Results for Two Example Prompts

1. "a standing corgi dog"

Q2.3 (Baseline)
Corgi RGB baseline

RGB

Corgi depth baseline

Depth

Q2.4.1 (View-Dependent)
Corgi RGB view-dep

RGB

Corgi depth view-dep

Depth

2. "a rabbit eating a carrot"

Q2.3 (Baseline)
Rabbit RGB baseline

RGB

Rabbit depth baseline

Depth

Q2.4.1 (View-Dependent)
Rabbit RGB view-dep

RGB

Rabbit depth view-dep

Depth

Qualitative Analysis: Effects of View-Dependent Text Conditioning

Comparison with Q2.3 (Baseline):

  • 3D Consistency: View-dependent text embeddings help reduce multi-view inconsistencies. The baseline (Q2.3) sometimes shows artifacts like "two mouths" or "three ears" because each view is optimized independently. View-dependent conditioning provides view-specific guidance that encourages consistent geometry.
  • Geometry Quality: The view-dependent approach maintains similar or slightly improved geometric quality. The depth maps show consistent structure across views.
  • Appearance: RGB renderings show similar appearance quality, with view-dependent embeddings providing more context-aware optimization.
  • Limitations: While view-dependent embeddings help, some 3D inconsistencies may still persist due to the fundamental challenge of optimizing 3D structure from 2D diffusion guidance. The effectiveness depends on how well the diffusion model understands view-specific descriptions.

Key Insight: View-dependent text conditioning follows DreamFusion's hierarchical approach (Section 3.2.3), where different text embeddings are used for different viewing angles. This provides more targeted guidance during optimization, reducing the "Janus problem" (multiple front faces) and improving overall 3D consistency.

2.4.3 Variation of Implementation of SDS Loss (10 points)

Implemented SDS loss in pixel space instead of latent space, computing gradients directly in RGB space for potentially better perceptual alignment.

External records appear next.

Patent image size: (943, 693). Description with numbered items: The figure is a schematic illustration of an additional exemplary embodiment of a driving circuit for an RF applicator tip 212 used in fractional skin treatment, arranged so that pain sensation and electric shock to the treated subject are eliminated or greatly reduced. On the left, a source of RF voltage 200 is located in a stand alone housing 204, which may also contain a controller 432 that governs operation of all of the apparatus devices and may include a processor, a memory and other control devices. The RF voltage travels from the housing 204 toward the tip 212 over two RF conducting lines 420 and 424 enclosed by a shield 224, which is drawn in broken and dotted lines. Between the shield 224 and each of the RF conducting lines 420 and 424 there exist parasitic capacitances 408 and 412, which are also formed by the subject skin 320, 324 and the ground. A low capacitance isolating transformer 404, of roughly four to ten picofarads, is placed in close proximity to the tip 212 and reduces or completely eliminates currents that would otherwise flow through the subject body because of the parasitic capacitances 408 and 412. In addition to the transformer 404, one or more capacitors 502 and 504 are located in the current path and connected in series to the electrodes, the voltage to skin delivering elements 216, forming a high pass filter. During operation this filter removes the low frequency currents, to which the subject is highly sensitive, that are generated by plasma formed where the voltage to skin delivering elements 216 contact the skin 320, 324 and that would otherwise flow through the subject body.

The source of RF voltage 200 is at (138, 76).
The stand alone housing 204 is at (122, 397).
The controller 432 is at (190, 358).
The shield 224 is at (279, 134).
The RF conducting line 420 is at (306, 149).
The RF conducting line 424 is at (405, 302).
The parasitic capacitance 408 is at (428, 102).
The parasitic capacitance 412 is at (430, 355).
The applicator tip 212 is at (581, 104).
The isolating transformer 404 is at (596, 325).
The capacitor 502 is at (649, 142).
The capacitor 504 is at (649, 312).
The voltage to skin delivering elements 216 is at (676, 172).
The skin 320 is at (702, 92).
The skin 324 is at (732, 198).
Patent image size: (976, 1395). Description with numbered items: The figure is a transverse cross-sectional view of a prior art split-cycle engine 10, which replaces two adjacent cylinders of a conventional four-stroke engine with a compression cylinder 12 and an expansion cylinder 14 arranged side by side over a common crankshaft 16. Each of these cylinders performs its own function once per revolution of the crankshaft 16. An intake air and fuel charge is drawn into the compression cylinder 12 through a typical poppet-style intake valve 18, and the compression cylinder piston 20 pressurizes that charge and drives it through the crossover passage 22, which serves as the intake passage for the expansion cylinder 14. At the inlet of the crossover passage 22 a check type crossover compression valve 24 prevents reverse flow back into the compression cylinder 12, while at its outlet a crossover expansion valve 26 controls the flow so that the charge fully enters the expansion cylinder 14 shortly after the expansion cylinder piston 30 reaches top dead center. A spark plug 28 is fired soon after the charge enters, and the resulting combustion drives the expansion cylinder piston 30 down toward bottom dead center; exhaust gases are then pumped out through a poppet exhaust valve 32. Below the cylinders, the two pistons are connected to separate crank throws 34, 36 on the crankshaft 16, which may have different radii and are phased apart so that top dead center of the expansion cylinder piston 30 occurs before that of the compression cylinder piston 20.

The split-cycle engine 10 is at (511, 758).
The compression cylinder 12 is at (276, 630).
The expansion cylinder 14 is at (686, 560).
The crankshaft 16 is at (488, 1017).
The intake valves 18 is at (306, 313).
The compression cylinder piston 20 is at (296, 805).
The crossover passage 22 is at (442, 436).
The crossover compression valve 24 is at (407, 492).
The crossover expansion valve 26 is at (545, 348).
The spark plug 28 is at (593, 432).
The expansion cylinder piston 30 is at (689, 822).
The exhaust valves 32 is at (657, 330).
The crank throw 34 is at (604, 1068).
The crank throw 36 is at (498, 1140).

Implementation: Pixel-Space SDS Loss

# Pixel-Space SDS Loss (from SDS.py) def sds_loss_pixel(self, latents, text_embeddings, text_embeddings_uncond=None, guidance_scale=100, grad_scale=1): # Sample timestep and add noise (same as latent-space) t = torch.randint(self.min_step, self.max_step + 1, (latents.shape[0],), dtype=torch.long, device=self.device) with torch.no_grad(): noise = torch.randn_like(latents) latents_noisy = self.scheduler.add_noise(latents, noise, t) noise_pred = self.unet(latents_noisy, t, encoder_hidden_states=text_embeddings).sample # Classifier-free guidance if text_embeddings_uncond is not None and guidance_scale != 1: noise_pred_uncond = self.unet(latents_noisy, t, encoder_hidden_states=text_embeddings_uncond).sample noise_pred = noise_pred_uncond + guidance_scale * (noise_pred - noise_pred_uncond) # Compute SDS gradient in latent space alpha_t = self.alphas[t] w = 1 - alpha_t grad_latent = w[:, None, None, None] * (noise_pred.detach() - noise) * grad_scale # Decode current latents to pixel space latents_scaled = 1 / self.vae.config.scaling_factor * latents imgs_orig = self.vae.decode(latents_scaled.type(self.precision_t)).sample imgs_orig = (imgs_orig / 2 + 0.5).clamp(0, 1) # Decode target latents (latents - grad) to pixel space with torch.no_grad(): latents_target = latents - grad_latent latents_target_scaled = 1 / self.vae.config.scaling_factor * latents_target imgs_target = self.vae.decode(latents_target_scaled.type(self.precision_t)).sample imgs_target = (imgs_target / 2 + 0.5).clamp(0, 1) # Compute loss in pixel space using target trick loss = 0.5 * F.mse_loss(imgs_orig, imgs_target.detach(), reduction='sum') / latents.shape[0] return loss

Key Implementation Details

  • Gradient Computation: SDS gradient is computed in latent space (same noise prediction and guidance as latent-space SDS)
  • Loss Computation: Both current and target latents are decoded to pixel space, and loss is computed in RGB space
  • Gradient Flow: Gradients flow back through the VAE decoder to the NeRF model, providing pixel-space supervision
  • Target Trick: Uses the same target trick formulation but in pixel space: loss = MSE(decode(latents), decode(latents - grad))

Results

Pixel-space SDS result

Result from pixel-space SDS loss: "a standing poodle dog"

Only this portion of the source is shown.